Irrwege des Kaiserdenkmals
Für viele Gäste der Höhepunkt war die Stadt Koblenz dem Zusammenfluss von Rhein und Mose(der Name Koblenz kommt vom lateinischen „Confluenters“, die „Zusammenfliessenden“, eine der ältesten Städte Deutschlands. Das Schiff unternahm ein waghalsiges Manöver am „Deutschen Eck“, als es vom Rhein in die Moselmündung einbog – vorbei am gewaltigen Kaiser-Wilhelm-Denkmal, errichtet 1871. Angeblich wurde das Denkmal bewusst so konzipiert, dass Kaiser und Pferd stramm in Richtung Berlin blicken, während Monarch und Reittier den Franzosen das Hinterteil zuweisen. Zur jüngeren Geschichte dieses berühmten Denkmals gehört, dass es gegen Ende des Zweiten Weltkriegs einen Artillerie-Treffer abbekam und das dHaupt des Kaisers herunterhing.
General De Gaulle wollte das Denkmal als Mahnung an die Deutschen so bewahren, doch über Nacht verschwand damals die riesige Kupferskulptur, deren Material von unschätzbarem Wert war. Sie tauchte alsbald, von Unbekannten eingeschmolzen, als Kupferdraht wieder auf und dieser wurde für die Oberleitung der wieder eingesetzten Koblenzer Straßenbahn verwendet – scherzhaft war deshalb vom „längsten Denkmal der Welt“ die Rede. Doch die Geschichte ging weiter: Die Vorlage war nämlich bombensicher eingelagert und einem neuen Guss des Denkmals stand eigentlich nichts im Wege – doch die Neuerrichtung war umstritten: 1953 bis 19990 diente der leere Sockel als „Mahnmal der Deutschen Einheit“ und als diese im Zuge der Wiedereinheit verwirklicht wurde, stand denn auch 1993 der Aufstellung der genauen Nachbildung der ursprünglichen Figurengruppe nichts mehr im Wege.

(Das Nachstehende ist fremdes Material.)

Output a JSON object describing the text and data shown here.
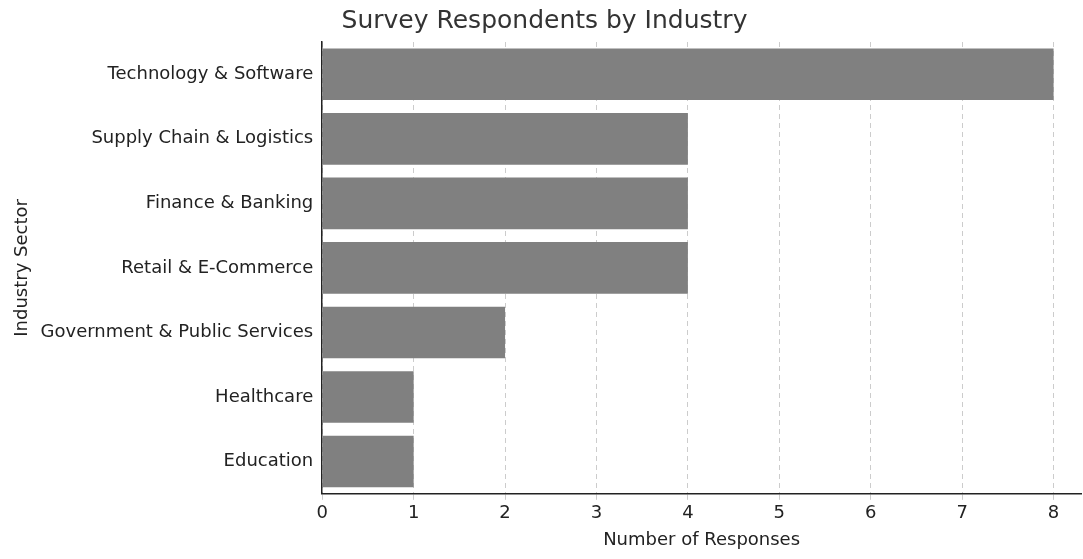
{
  "chart_data": {
    "type": "bar",
    "orientation": "horizontal",
    "title": "Survey Respondents by Industry",
    "xlabel": "Number of Responses",
    "ylabel": "Industry Sector",
    "categories": [
      "Technology & Software",
      "Supply Chain & Logistics",
      "Finance & Banking",
      "Retail & E-Commerce",
      "Government & Public Services",
      "Healthcare",
      "Education"
    ],
    "values": [
      8,
      4,
      4,
      4,
      2,
      1,
      1
    ],
    "color": "#808080",
    "xlim": [
      0,
      8.3
    ],
    "xticks": [
      0,
      1,
      2,
      3,
      4,
      5,
      6,
      7,
      8
    ],
    "grid": "x",
    "legend": false
  }
}
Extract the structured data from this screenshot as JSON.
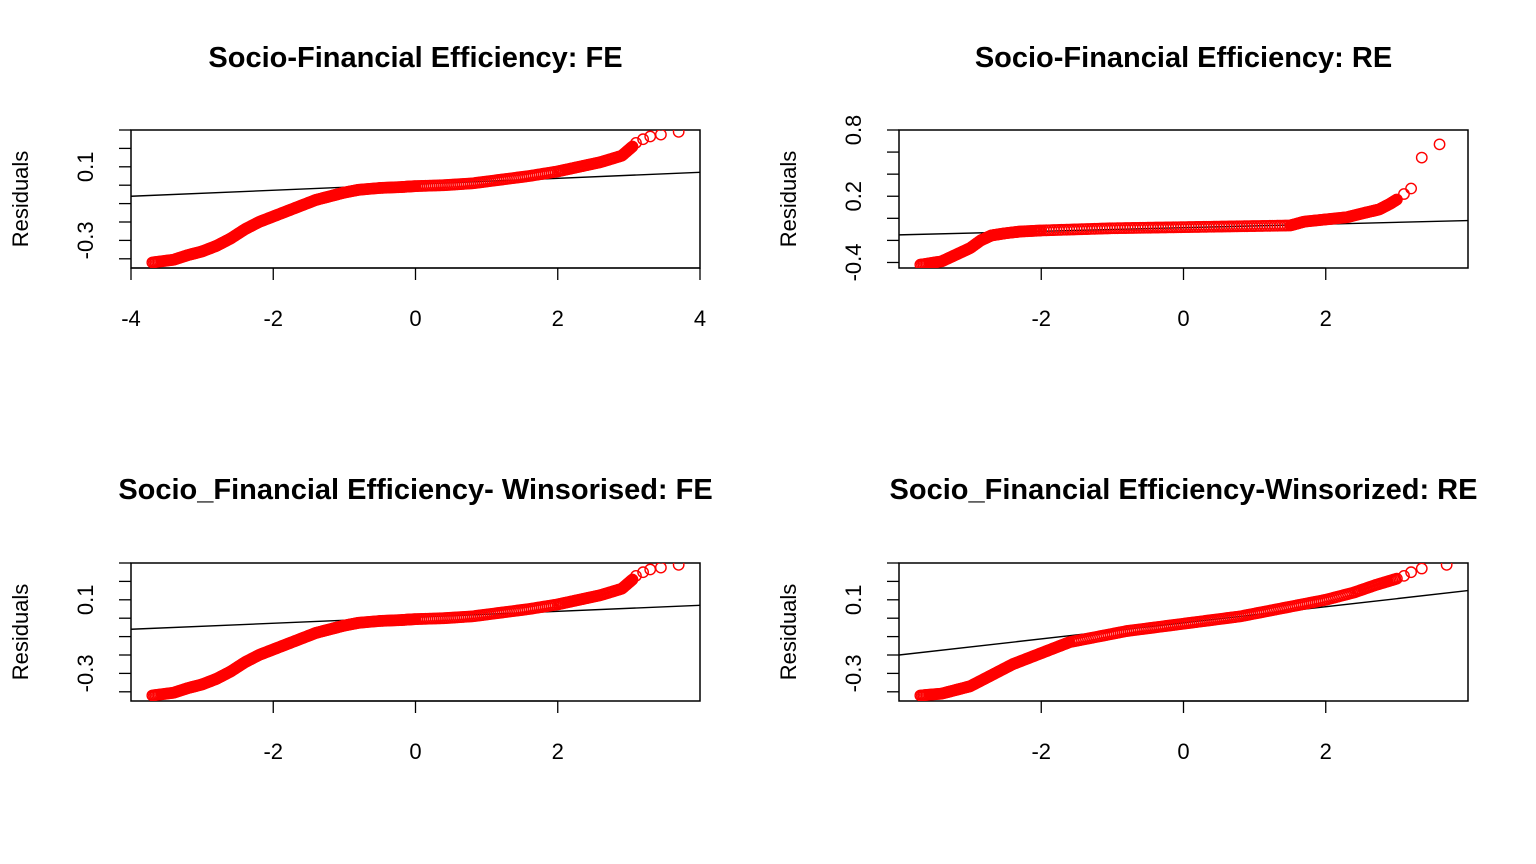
{
  "chart_data": [
    {
      "type": "scatter",
      "title": "Socio-Financial Efficiency: FE",
      "xlabel": "",
      "ylabel": "Residuals",
      "xlim": [
        -4.0,
        4.0
      ],
      "ylim": [
        -0.45,
        0.3
      ],
      "x_ticks": [
        "-4",
        "-2",
        "0",
        "2",
        "4"
      ],
      "x_tick_values": [
        -4,
        -2,
        0,
        2,
        4
      ],
      "y_ticks": [
        "-0.3",
        "0.1"
      ],
      "y_tick_values": [
        -0.3,
        0.1
      ],
      "y_minor_ticks": [
        -0.4,
        -0.3,
        -0.2,
        -0.1,
        0.0,
        0.1,
        0.2,
        0.3
      ],
      "grid": false,
      "point_color": "#ff0000",
      "line_color": "#000000",
      "reference_line": {
        "x": [
          -4.0,
          4.0
        ],
        "y": [
          -0.06,
          0.07
        ]
      },
      "quantile_curve": {
        "x": [
          -3.7,
          -3.4,
          -3.2,
          -3.0,
          -2.8,
          -2.6,
          -2.4,
          -2.2,
          -2.0,
          -1.8,
          -1.6,
          -1.4,
          -1.2,
          -1.0,
          -0.8,
          -0.5,
          -0.2,
          0.0,
          0.4,
          0.8,
          1.2,
          1.6,
          2.0,
          2.3,
          2.6,
          2.9,
          3.05
        ],
        "y": [
          -0.42,
          -0.405,
          -0.38,
          -0.36,
          -0.33,
          -0.29,
          -0.24,
          -0.2,
          -0.17,
          -0.14,
          -0.11,
          -0.08,
          -0.06,
          -0.04,
          -0.025,
          -0.015,
          -0.01,
          -0.005,
          0.0,
          0.01,
          0.03,
          0.05,
          0.075,
          0.1,
          0.125,
          0.16,
          0.21
        ]
      },
      "tail_points": {
        "x": [
          3.1,
          3.2,
          3.3,
          3.45,
          3.7
        ],
        "y": [
          0.23,
          0.25,
          0.265,
          0.275,
          0.29
        ]
      }
    },
    {
      "type": "scatter",
      "title": "Socio-Financial Efficiency: RE",
      "xlabel": "",
      "ylabel": "Residuals",
      "xlim": [
        -4.0,
        4.0
      ],
      "ylim": [
        -0.45,
        0.8
      ],
      "x_ticks": [
        "-2",
        "0",
        "2"
      ],
      "x_tick_values": [
        -2,
        0,
        2
      ],
      "y_ticks": [
        "-0.4",
        "0.2",
        "0.8"
      ],
      "y_tick_values": [
        -0.4,
        0.2,
        0.8
      ],
      "y_minor_ticks": [
        -0.4,
        -0.2,
        0.0,
        0.2,
        0.4,
        0.6,
        0.8
      ],
      "grid": false,
      "point_color": "#ff0000",
      "line_color": "#000000",
      "reference_line": {
        "x": [
          -4.0,
          4.0
        ],
        "y": [
          -0.15,
          -0.02
        ]
      },
      "quantile_curve": {
        "x": [
          -3.7,
          -3.4,
          -3.2,
          -3.0,
          -2.85,
          -2.7,
          -2.5,
          -2.3,
          -2.0,
          -1.5,
          -1.0,
          -0.5,
          0.0,
          0.5,
          1.0,
          1.5,
          1.7,
          2.0,
          2.3,
          2.55,
          2.75,
          2.9,
          3.0
        ],
        "y": [
          -0.42,
          -0.39,
          -0.33,
          -0.27,
          -0.2,
          -0.155,
          -0.135,
          -0.12,
          -0.11,
          -0.1,
          -0.09,
          -0.085,
          -0.08,
          -0.075,
          -0.07,
          -0.065,
          -0.03,
          -0.01,
          0.01,
          0.05,
          0.08,
          0.13,
          0.17
        ]
      },
      "tail_points": {
        "x": [
          3.1,
          3.2,
          3.35,
          3.6
        ],
        "y": [
          0.22,
          0.27,
          0.55,
          0.67
        ]
      }
    },
    {
      "type": "scatter",
      "title": "Socio_Financial Efficiency- Winsorised: FE",
      "xlabel": "",
      "ylabel": "Residuals",
      "xlim": [
        -4.0,
        4.0
      ],
      "ylim": [
        -0.45,
        0.3
      ],
      "x_ticks": [
        "-2",
        "0",
        "2"
      ],
      "x_tick_values": [
        -2,
        0,
        2
      ],
      "y_ticks": [
        "-0.3",
        "0.1"
      ],
      "y_tick_values": [
        -0.3,
        0.1
      ],
      "y_minor_ticks": [
        -0.4,
        -0.3,
        -0.2,
        -0.1,
        0.0,
        0.1,
        0.2,
        0.3
      ],
      "grid": false,
      "point_color": "#ff0000",
      "line_color": "#000000",
      "reference_line": {
        "x": [
          -4.0,
          4.0
        ],
        "y": [
          -0.06,
          0.07
        ]
      },
      "quantile_curve": {
        "x": [
          -3.7,
          -3.4,
          -3.2,
          -3.0,
          -2.8,
          -2.6,
          -2.4,
          -2.2,
          -2.0,
          -1.8,
          -1.6,
          -1.4,
          -1.2,
          -1.0,
          -0.8,
          -0.5,
          -0.2,
          0.0,
          0.4,
          0.8,
          1.2,
          1.6,
          2.0,
          2.3,
          2.6,
          2.9,
          3.05
        ],
        "y": [
          -0.42,
          -0.405,
          -0.38,
          -0.36,
          -0.33,
          -0.29,
          -0.24,
          -0.2,
          -0.17,
          -0.14,
          -0.11,
          -0.08,
          -0.06,
          -0.04,
          -0.025,
          -0.015,
          -0.01,
          -0.005,
          0.0,
          0.01,
          0.03,
          0.05,
          0.075,
          0.1,
          0.125,
          0.16,
          0.21
        ]
      },
      "tail_points": {
        "x": [
          3.1,
          3.2,
          3.3,
          3.45,
          3.7
        ],
        "y": [
          0.23,
          0.25,
          0.265,
          0.275,
          0.29
        ]
      }
    },
    {
      "type": "scatter",
      "title": "Socio_Financial Efficiency-Winsorized: RE",
      "xlabel": "",
      "ylabel": "Residuals",
      "xlim": [
        -4.0,
        4.0
      ],
      "ylim": [
        -0.45,
        0.3
      ],
      "x_ticks": [
        "-2",
        "0",
        "2"
      ],
      "x_tick_values": [
        -2,
        0,
        2
      ],
      "y_ticks": [
        "-0.3",
        "0.1"
      ],
      "y_tick_values": [
        -0.3,
        0.1
      ],
      "y_minor_ticks": [
        -0.4,
        -0.3,
        -0.2,
        -0.1,
        0.0,
        0.1,
        0.2,
        0.3
      ],
      "grid": false,
      "point_color": "#ff0000",
      "line_color": "#000000",
      "reference_line": {
        "x": [
          -4.0,
          4.0
        ],
        "y": [
          -0.2,
          0.15
        ]
      },
      "quantile_curve": {
        "x": [
          -3.7,
          -3.4,
          -3.2,
          -3.0,
          -2.8,
          -2.6,
          -2.4,
          -2.2,
          -2.0,
          -1.8,
          -1.6,
          -1.2,
          -0.8,
          -0.4,
          0.0,
          0.4,
          0.8,
          1.2,
          1.6,
          2.0,
          2.4,
          2.7,
          3.0
        ],
        "y": [
          -0.42,
          -0.41,
          -0.39,
          -0.37,
          -0.33,
          -0.29,
          -0.25,
          -0.22,
          -0.19,
          -0.16,
          -0.13,
          -0.1,
          -0.07,
          -0.05,
          -0.03,
          -0.01,
          0.01,
          0.04,
          0.07,
          0.1,
          0.14,
          0.18,
          0.215
        ]
      },
      "tail_points": {
        "x": [
          3.1,
          3.2,
          3.35,
          3.7
        ],
        "y": [
          0.23,
          0.25,
          0.27,
          0.29
        ]
      }
    }
  ]
}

Viele weitere attraktive Programmpunkte erwarteten uns – meist wurden Besuchsprogramme Vormittags und Nachmittags in pünktlich bereit stehenden Luxusbussen angeboten: Eine Weinprobe beispielsweise in dem von Falstaff mit fünf Punkten prämiierten Weingut Georg Breuer im prominenten Weinstädtchen Rüdesheim, die wir dann in eigener Regie von einem Bummel durch die gemütlichen Weinlokale des Ortes (inclusive Schunkeln) weiterführten. Oder die „Filmische Führung“ in Wiesbaden – der renommierte Kurort war Drehort für viele bekannte Streifen der Nachkriegsjahre. Auch im wunderschönen Bernkastel gab es eine Weinverkostung, diesmal nicht im Weinkeller sondern mitten im Weinberg. Und den unbestrittenen landschaftlichen Höhepunkt bot, nach einem kurzen Waldspaziergang,m die Aussicht auf die großartige Saarschleife am Aussichtspunkt Cloef.
Fazit: Eine durch und durch gelungene Flußreise in einem komfortablen, neuen und schönen Schiff – mit einem faszinierenden und vielfältigen Besichtigungs- und Ausflugsprogramm, das in seiner Fülle fast konkurrenzlos ist.